Tabii, normların toplum bireyleri tarafından benimsenmiş olması, ilgili topluluğa ait sahip olunan sosyal sermayenin olumlu sonuçlar ürettiği anlamına gelmez. Benimsenen normların, topluma dâhil olmuş bireyler tarafından, bireysel tutumları ve davranışları ile kendi aralarındaki ve de topluluk dışında kalan diğer bireylerle olan ilişkilerini ne derece etkilediği de önemlidir. Şu göz ardı edilmemelidir ki normlar, bir kere benimsendikten ve çoğunluk tarafından kabul edildikten sonra dinamik baskı araçlarına dönüşebilirler. Bireyler, toplumda benimsenmeyecek davranışlarını, (kişisel amaçlarına ters düşse de) toplum normlarına uygun biçimde sergilemek zorundadırlar. Bu nedenledir ki normlar, sosyal baskı niteliği taşımaktadır (Erbil, 2008: 23).

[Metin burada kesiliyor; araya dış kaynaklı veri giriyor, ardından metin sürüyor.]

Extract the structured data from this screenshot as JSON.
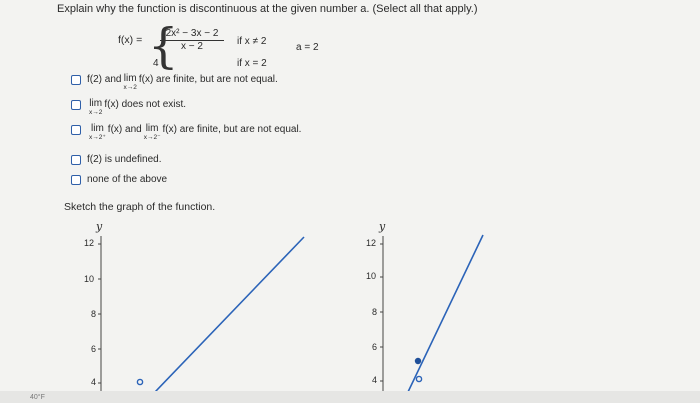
{
  "question": "Explain why the function is discontinuous at the given number a. (Select all that apply.)",
  "function": {
    "lhs": "f(x) =",
    "piece1_num": "2x² − 3x − 2",
    "piece1_den": "x − 2",
    "piece1_cond": "if x ≠ 2",
    "piece2_val": "4",
    "piece2_cond": "if x = 2",
    "a_value": "a = 2"
  },
  "options": [
    {
      "pre": "f(2) and",
      "lim_top": "lim",
      "lim_sub": "x→2",
      "post": "f(x) are finite, but are not equal."
    },
    {
      "pre": "",
      "lim_top": "lim",
      "lim_sub": "x→2",
      "post": "f(x) does not exist."
    },
    {
      "pre": "",
      "lim_top": "lim",
      "lim_sub": "x→2⁺",
      "mid": "f(x) and",
      "lim2_top": "lim",
      "lim2_sub": "x→2⁻",
      "post": "f(x) are finite, but are not equal."
    },
    {
      "text": "f(2) is undefined."
    },
    {
      "text": "none of the above"
    }
  ],
  "sketch_label": "Sketch the graph of the function.",
  "graph_left": {
    "axis_label": "y",
    "ticks": [
      "12",
      "10",
      "8",
      "6",
      "4"
    ]
  },
  "graph_right": {
    "axis_label": "y",
    "ticks": [
      "12",
      "10",
      "8",
      "6",
      "4"
    ]
  },
  "taskbar_temp": "40°F",
  "colors": {
    "checkbox": "#2f5fa8",
    "line": "#2b63b8",
    "point": "#1f4f99"
  }
}
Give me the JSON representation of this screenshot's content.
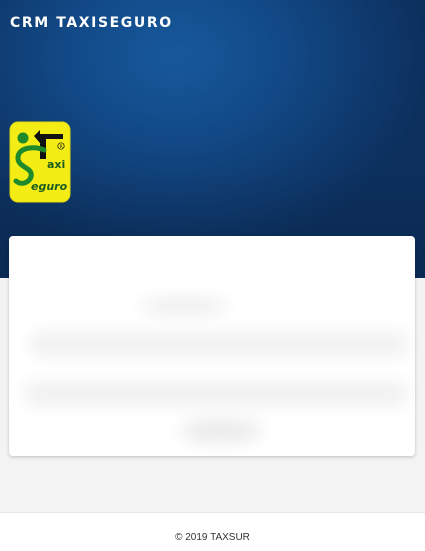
{
  "header": {
    "app_title": "CRM TAXISEGURO"
  },
  "logo": {
    "brand_text": "Taxi Seguro",
    "registered_mark": "®",
    "colors": {
      "background": "#f3ec15",
      "green": "#1e8a2a",
      "black": "#111111",
      "dark_green": "#1a5d1f"
    }
  },
  "login_card": {
    "state": "blurred"
  },
  "footer": {
    "copyright": "© 2019 TAXSUR"
  },
  "colors": {
    "header_blue": "#124a88",
    "page_background": "#f3f3f3"
  }
}
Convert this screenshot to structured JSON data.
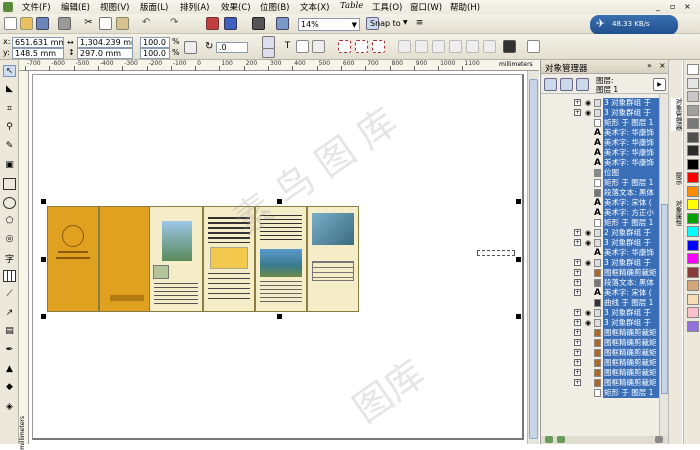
{
  "menu": [
    "文件(F)",
    "编辑(E)",
    "视图(V)",
    "版面(L)",
    "排列(A)",
    "效果(C)",
    "位图(B)",
    "文本(X)",
    "Table",
    "工具(O)",
    "窗口(W)",
    "帮助(H)"
  ],
  "toolbar": {
    "zoom": "14%",
    "snap_to": "Snap to",
    "network_speed": "48.33 KB/s"
  },
  "propbar": {
    "x": "651.631 mm",
    "y": "148.5 mm",
    "width": "1,304.239 mm",
    "height": "297.0 mm",
    "scale_x": "100.0",
    "scale_y": "100.0",
    "percent": "%",
    "rotation": ".0",
    "x_label": "x:",
    "y_label": "y:"
  },
  "ruler": {
    "ticks": [
      "-700",
      "-600",
      "-500",
      "-400",
      "-300",
      "-200",
      "-100",
      "0",
      "100",
      "200",
      "300",
      "400",
      "500",
      "600",
      "700",
      "800",
      "900",
      "1000",
      "1100"
    ],
    "unit": "millimeters",
    "vertical_unit": "millimeters"
  },
  "docker": {
    "title": "对象管理器",
    "layer_line1": "图层:",
    "layer_line2": "图层 1",
    "rows": [
      {
        "text": "3 对象群组 于",
        "expand": true,
        "kind": "group"
      },
      {
        "text": "3 对象群组 于",
        "expand": true,
        "kind": "group"
      },
      {
        "text": "矩形 于 图层 1",
        "expand": false,
        "kind": "rect"
      },
      {
        "text": "美术字: 华康饰",
        "expand": false,
        "kind": "art"
      },
      {
        "text": "美术字: 华康饰",
        "expand": false,
        "kind": "art"
      },
      {
        "text": "美术字: 华康饰",
        "expand": false,
        "kind": "art"
      },
      {
        "text": "美术字: 华康饰",
        "expand": false,
        "kind": "art"
      },
      {
        "text": "位图",
        "expand": false,
        "kind": "bmp"
      },
      {
        "text": "矩形 于 图层 1",
        "expand": false,
        "kind": "rect"
      },
      {
        "text": "段落文本: 黑体",
        "expand": false,
        "kind": "para"
      },
      {
        "text": "美术字: 宋体 (",
        "expand": false,
        "kind": "art"
      },
      {
        "text": "美术字: 方正小",
        "expand": false,
        "kind": "art"
      },
      {
        "text": "矩形 于 图层 1",
        "expand": false,
        "kind": "rect"
      },
      {
        "text": "2 对象群组 于",
        "expand": true,
        "kind": "group"
      },
      {
        "text": "3 对象群组 于",
        "expand": true,
        "kind": "group"
      },
      {
        "text": "美术字: 华康饰",
        "expand": false,
        "kind": "art"
      },
      {
        "text": "3 对象群组 于",
        "expand": true,
        "kind": "group"
      },
      {
        "text": "图框精确剪裁矩",
        "expand": true,
        "kind": "clip"
      },
      {
        "text": "段落文本: 黑体",
        "expand": true,
        "kind": "para"
      },
      {
        "text": "美术字: 宋体 (",
        "expand": true,
        "kind": "art"
      },
      {
        "text": "曲线 于 图层 1",
        "expand": false,
        "kind": "curve"
      },
      {
        "text": "3 对象群组 于",
        "expand": true,
        "kind": "group"
      },
      {
        "text": "3 对象群组 于",
        "expand": true,
        "kind": "group"
      },
      {
        "text": "图框精确剪裁矩",
        "expand": true,
        "kind": "clip"
      },
      {
        "text": "图框精确剪裁矩",
        "expand": true,
        "kind": "clip"
      },
      {
        "text": "图框精确剪裁矩",
        "expand": true,
        "kind": "clip"
      },
      {
        "text": "图框精确剪裁矩",
        "expand": true,
        "kind": "clip"
      },
      {
        "text": "图框精确剪裁矩",
        "expand": true,
        "kind": "clip"
      },
      {
        "text": "图框精确剪裁矩",
        "expand": true,
        "kind": "clip"
      },
      {
        "text": "矩形 于 图层 1",
        "expand": false,
        "kind": "rect"
      }
    ]
  },
  "sidetabs": [
    "对象管理器",
    "提示",
    "对象属性"
  ],
  "palette": [
    "#ffffff",
    "#e6e6e6",
    "#c8c8c8",
    "#a0a0a0",
    "#787878",
    "#505050",
    "#2a2a2a",
    "#000000",
    "#ff0000",
    "#ff8c00",
    "#ffff00",
    "#00a000",
    "#00ffff",
    "#0000ff",
    "#ff00ff",
    "#8b3a3a",
    "#d2a679",
    "#f5deb3",
    "#ffc0cb",
    "#9370db"
  ],
  "watermark": [
    "素 鸟 图 库",
    "图库"
  ],
  "colors": {
    "accent": "#3a6fb8",
    "brochure": "#e0a020",
    "panel_bg": "#f5ecc8"
  }
}
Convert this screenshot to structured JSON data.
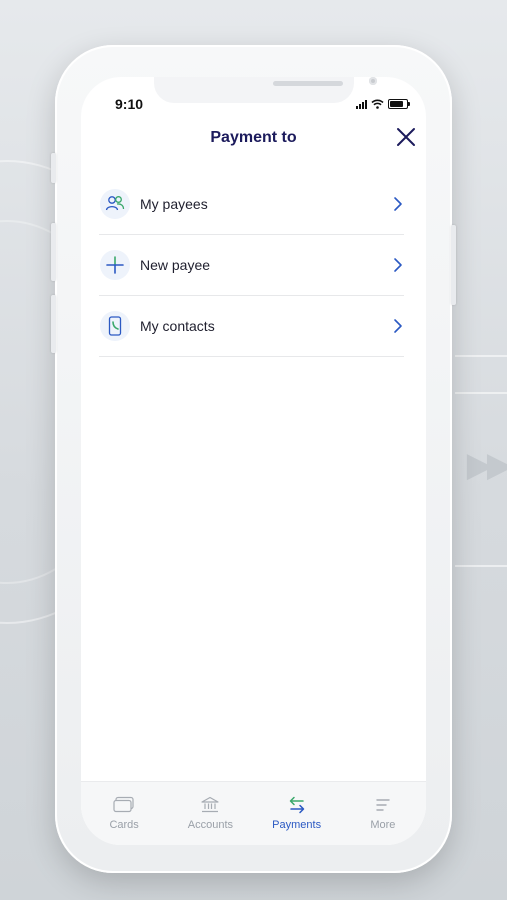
{
  "status_bar": {
    "time": "9:10"
  },
  "header": {
    "title": "Payment to"
  },
  "menu": {
    "items": [
      {
        "label": "My payees",
        "icon": "payees-icon"
      },
      {
        "label": "New payee",
        "icon": "plus-icon"
      },
      {
        "label": "My contacts",
        "icon": "contacts-icon"
      }
    ]
  },
  "tabbar": {
    "tabs": [
      {
        "label": "Cards",
        "icon": "cards-icon",
        "active": false
      },
      {
        "label": "Accounts",
        "icon": "bank-icon",
        "active": false
      },
      {
        "label": "Payments",
        "icon": "transfer-icon",
        "active": true
      },
      {
        "label": "More",
        "icon": "menu-icon",
        "active": false
      }
    ]
  },
  "colors": {
    "title": "#1c1b5c",
    "accent_blue": "#2b59c3",
    "accent_green": "#3aa86b",
    "inactive": "#9aa0a8"
  }
}
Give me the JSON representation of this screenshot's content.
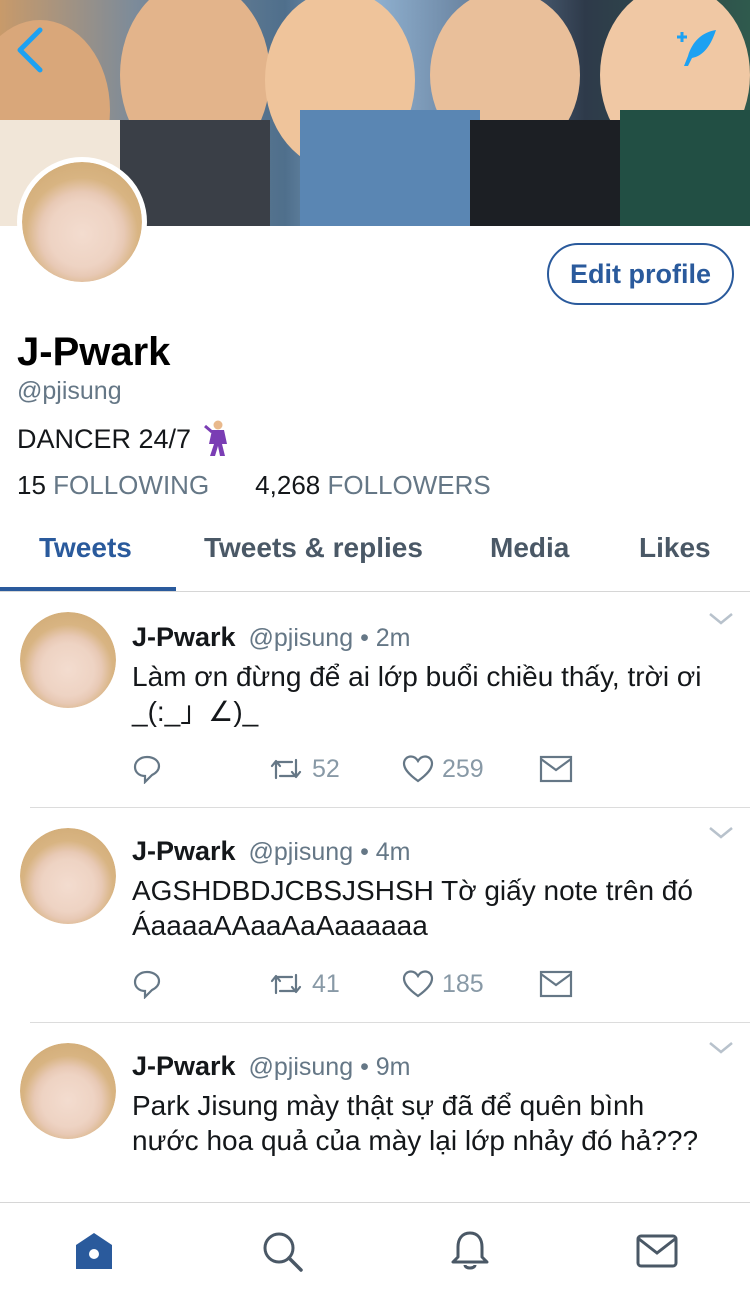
{
  "profile": {
    "name": "J-Pwark",
    "handle": "@pjisung",
    "bio": "DANCER 24/7",
    "bio_emoji": "dancing-man-emoji",
    "following_count": "15",
    "following_label": "FOLLOWING",
    "followers_count": "4,268",
    "followers_label": "FOLLOWERS",
    "edit_label": "Edit profile"
  },
  "tabs": [
    {
      "label": "Tweets",
      "active": true
    },
    {
      "label": "Tweets & replies",
      "active": false
    },
    {
      "label": "Media",
      "active": false
    },
    {
      "label": "Likes",
      "active": false
    }
  ],
  "tweets": [
    {
      "name": "J-Pwark",
      "handle": "@pjisung",
      "time": "• 2m",
      "text": "Làm ơn đừng để ai lớp buổi chiều thấy, trời ơi _(:_」∠)_",
      "retweets": "52",
      "likes": "259"
    },
    {
      "name": "J-Pwark",
      "handle": "@pjisung",
      "time": "• 4m",
      "text": "AGSHDBDJCBSJSHSH Tờ giấy note trên đó ÁaaaaAAaaAaAaaaaaa",
      "retweets": "41",
      "likes": "185"
    },
    {
      "name": "J-Pwark",
      "handle": "@pjisung",
      "time": "• 9m",
      "text": "Park Jisung mày thật sự đã để quên bình nước hoa quả của mày lại lớp nhảy đó hả???",
      "retweets": "",
      "likes": ""
    }
  ],
  "colors": {
    "accent": "#2a5a9c",
    "icon_blue": "#1da1f2",
    "muted": "#657786"
  },
  "icons": {
    "back": "chevron-left-icon",
    "compose": "compose-feather-icon",
    "reply": "reply-icon",
    "retweet": "retweet-icon",
    "like": "heart-icon",
    "dm": "envelope-icon",
    "home": "home-icon",
    "search": "search-icon",
    "notifications": "bell-icon",
    "messages": "mail-icon"
  }
}
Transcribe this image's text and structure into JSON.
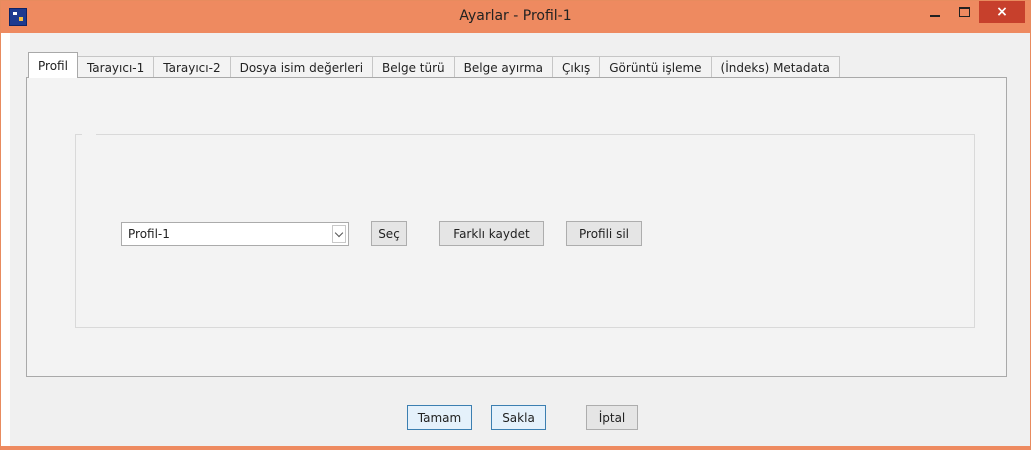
{
  "window": {
    "title": "Ayarlar - Profil-1",
    "accent_color": "#ee8a60",
    "close_color": "#c7402c"
  },
  "window_controls": {
    "minimize_icon": "minimize-icon",
    "maximize_icon": "maximize-icon",
    "close_icon": "close-icon",
    "close_glyph": "×"
  },
  "tabs": [
    {
      "label": "Profil"
    },
    {
      "label": "Tarayıcı-1"
    },
    {
      "label": "Tarayıcı-2"
    },
    {
      "label": "Dosya isim değerleri"
    },
    {
      "label": "Belge türü"
    },
    {
      "label": "Belge ayırma"
    },
    {
      "label": "Çıkış"
    },
    {
      "label": "Görüntü işleme"
    },
    {
      "label": "(İndeks) Metadata"
    }
  ],
  "active_tab": "Profil",
  "profile": {
    "selected": "Profil-1",
    "select_label": "Seç",
    "save_as_label": "Farklı kaydet",
    "delete_label": "Profili sil"
  },
  "footer": {
    "ok_label": "Tamam",
    "save_label": "Sakla",
    "cancel_label": "İptal"
  }
}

Normlar, literatürde sosyal sermayeyi oluşturan bir unsur olarak değerlendirilmesinin yanı sıra aynı zamanda paylaşılan güven ve karşılılık duygusunun da aracı konumundadır. Bu düşünceye göre de normlar, toplum tarafından sürdürülen resmi veya gayri resmi yerleşmiş ortak davranış kuralları olduğu için aktörlerin gelecekte nasıl davranacaklarını belirleyecektir (Reyhanoğlu, 2006: 21). Bu durumun sonucunda da toplumda gelecekte oluşması muhtemel bir belirsizlik ortadan kalkacak ve sosyal sermayenin merkezinde yer alan güven duygusunun toplumda yerleşmesi sağlayacaktır. Normlar, toplumsal bir bakış açısı doğrultusunda dağıtımsal etkinliği arttırmaktadır. Toplumda var olan normlar etkin bir şekilde fırsatçılığı kısıtlamakta, aynı zamanda sözleşmelerin işlem maliyetlerini de azaltmaktadır. Böylece birçok yatırımdan ve diğer ekonomik işlemlerden elde edilen kazanımların artmasına yardımcı olmaktadır (Özcan, 2011: 55). Fukuyama

“güvensizliğin yaygın olduğu toplumlarda, güvenin yerini alan yasal aygıtların (yani resmi kurallar ve düzenlemelerin) ‘işlem maliyetini’ arttırdığı” görüşünü normlar açısından ele alıp, normların işlerliğinin ne sosyal sermaye açısından önemini vurgulamıştır (Fukuyama, 2005: 42).

Nitekim üyeler arası anlaşmalar normlar aracılığıyla tesis edilemiyor, toplum içerisinde ve diğer toplumlar ile gerçekleşen etkileşimlerinde koordinasyonu sağlayamıyorsa, meydana çıkan bu sorun yasal yollarla giderilmeye çalışılacaktır. Bundan neticesinde de hem maddi hem manevi olarak ek maliyetler ortaya çıkacak ve böylece “işlem maliyeti” artacaktır (Erbil, 2008: 23).